Germany’s Atlas Elektronik — already a supplier of the ISUS‑100 sonar and the DM2A4 torpedo to the PN via the Agosta 90B mid‑life upgrade — offers the SeaCat family of UUVs designed for MCM and ISR. Damen, Fincantieri and Turkey’s ASFAT A.Ş. are engaged through the Pakistan Maritime Science and Technology Park (PMSTP), a facility intended to support naval technology development.

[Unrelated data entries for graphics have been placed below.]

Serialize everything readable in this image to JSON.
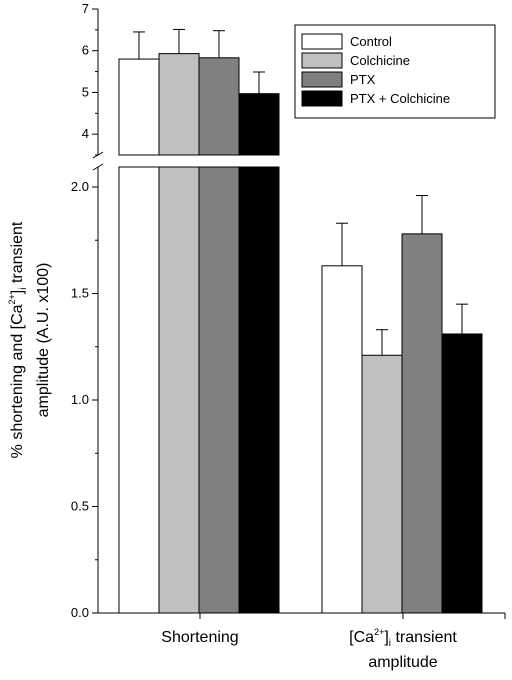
{
  "chart_data": {
    "type": "bar",
    "categories": [
      "Shortening",
      "[Ca2+]i transient amplitude"
    ],
    "series": [
      {
        "name": "Control",
        "color": "#ffffff",
        "values": [
          5.8,
          1.63
        ],
        "errors": [
          0.65,
          0.2
        ]
      },
      {
        "name": "Colchicine",
        "color": "#c0c0c0",
        "values": [
          5.93,
          1.21
        ],
        "errors": [
          0.58,
          0.12
        ]
      },
      {
        "name": "PTX",
        "color": "#808080",
        "values": [
          5.83,
          1.78
        ],
        "errors": [
          0.65,
          0.18
        ]
      },
      {
        "name": "PTX + Colchicine",
        "color": "#000000",
        "values": [
          4.97,
          1.31
        ],
        "errors": [
          0.52,
          0.14
        ]
      }
    ],
    "y_axis": {
      "label_prefix": "% shortening and [Ca",
      "label_sup": "2+",
      "label_mid": "]",
      "label_sub": "i",
      "label_suffix": " transient",
      "label_line2": "amplitude (A.U. x100)",
      "break": true,
      "lower_range": [
        0,
        2.0
      ],
      "upper_range": [
        3.5,
        7
      ],
      "lower_ticks": [
        "0.0",
        "0.5",
        "1.0",
        "1.5",
        "2.0"
      ],
      "upper_ticks": [
        "4",
        "5",
        "6",
        "7"
      ]
    },
    "category_labels": {
      "shortening": "Shortening",
      "ca_prefix": "[Ca",
      "ca_sup": "2+",
      "ca_mid": "]",
      "ca_sub": "i",
      "ca_suffix": " transient",
      "ca_line2": "amplitude"
    },
    "legend_position": "top-right",
    "grid": false
  }
}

Quwa concluded foreign assistance could enable Pakistan to develop larger AUV and extra‑large UUV (XLUUV) designs beyond the Israr’s coastal survey scope.
Operational concepts: MCM, seabed mapping, harbour security, and manned‑unmanned teaming
Quwa identified four primary operational concepts the PN appears to be shaping for AUV employment in its littoral environment: mine countermeasures (route survey and minefield mapping in approaches to Karachi and Gwadar); ISR and seabed mapping (pre‑conflict surveys along the Makran coast and approaches to naval bases); harbour and infrastructure security (autonomous patrols around piers, submarine pens, undersea cables and Gwadar port); and manned‑unmanned teaming (deploying AUVs from Hangor‑class submarines or from the planned SWATS to extend sensor reach).

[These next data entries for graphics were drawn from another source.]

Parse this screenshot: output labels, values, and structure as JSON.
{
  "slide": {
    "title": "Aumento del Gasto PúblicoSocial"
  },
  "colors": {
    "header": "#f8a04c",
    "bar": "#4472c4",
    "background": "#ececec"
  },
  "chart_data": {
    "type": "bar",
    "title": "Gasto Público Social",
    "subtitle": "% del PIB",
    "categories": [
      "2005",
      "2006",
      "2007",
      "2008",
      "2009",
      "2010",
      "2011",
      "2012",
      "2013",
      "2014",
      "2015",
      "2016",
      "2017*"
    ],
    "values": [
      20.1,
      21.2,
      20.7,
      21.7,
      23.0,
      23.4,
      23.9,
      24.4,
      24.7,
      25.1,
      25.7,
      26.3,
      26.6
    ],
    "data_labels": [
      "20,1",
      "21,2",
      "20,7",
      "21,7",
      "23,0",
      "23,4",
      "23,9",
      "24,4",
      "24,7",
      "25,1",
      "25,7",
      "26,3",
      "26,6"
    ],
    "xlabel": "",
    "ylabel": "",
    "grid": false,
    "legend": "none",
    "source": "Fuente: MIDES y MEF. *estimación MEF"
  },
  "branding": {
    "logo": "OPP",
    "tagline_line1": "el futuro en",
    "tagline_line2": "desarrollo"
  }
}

Quwa observed the PN’s current AUV track focuses on coastal ISR and MCM, while expressing confidence the PN will pursue larger, deeper‑diving designs — potentially XLUUV‑class platforms or AUVs with greater pressure resistance — to support submarine‑deployed operations.
What this means for technologists, procurement leaders, and naval commanders
- Technologists and defence firms: expect demand for interoperable autonomy, DVL/GPS navigation solutions, side‑scan sonar integration and battery endurance improvements for coastal missions; larger payload and pressure‑resistant designs would be the next technical frontier.
- Procurement leaders and policymakers: the critical constraint Quwa identified is industrial capacity — decisions will pivot between scaling an indigenous small AUV fleet and selectively procuring larger foreign AUVs or XLUUVs to meet submarine‑deployed requirements.
- Naval commanders and planners: short‑term gains are likely in persistent harbour security and ISR from small AUVs; the more ambitious manned‑unmanned teaming concepts will depend on larger platforms, deployment mechanisms and vetted operational doctrines.
The Pakistan Navy’s AUV program is young and modular: an indigenous prototype for coastal work, a cluster of domestic USV efforts, airborne sensors converted for maritime use, and foreign vendors circling to offer larger solutions. The immediate reality is data collection and harbour surveillance; the broader ambition — deeper, submarine‑deployable AUVs and XLUUVs — will test Pakistan’s industrial and acquisition choices in the years ahead.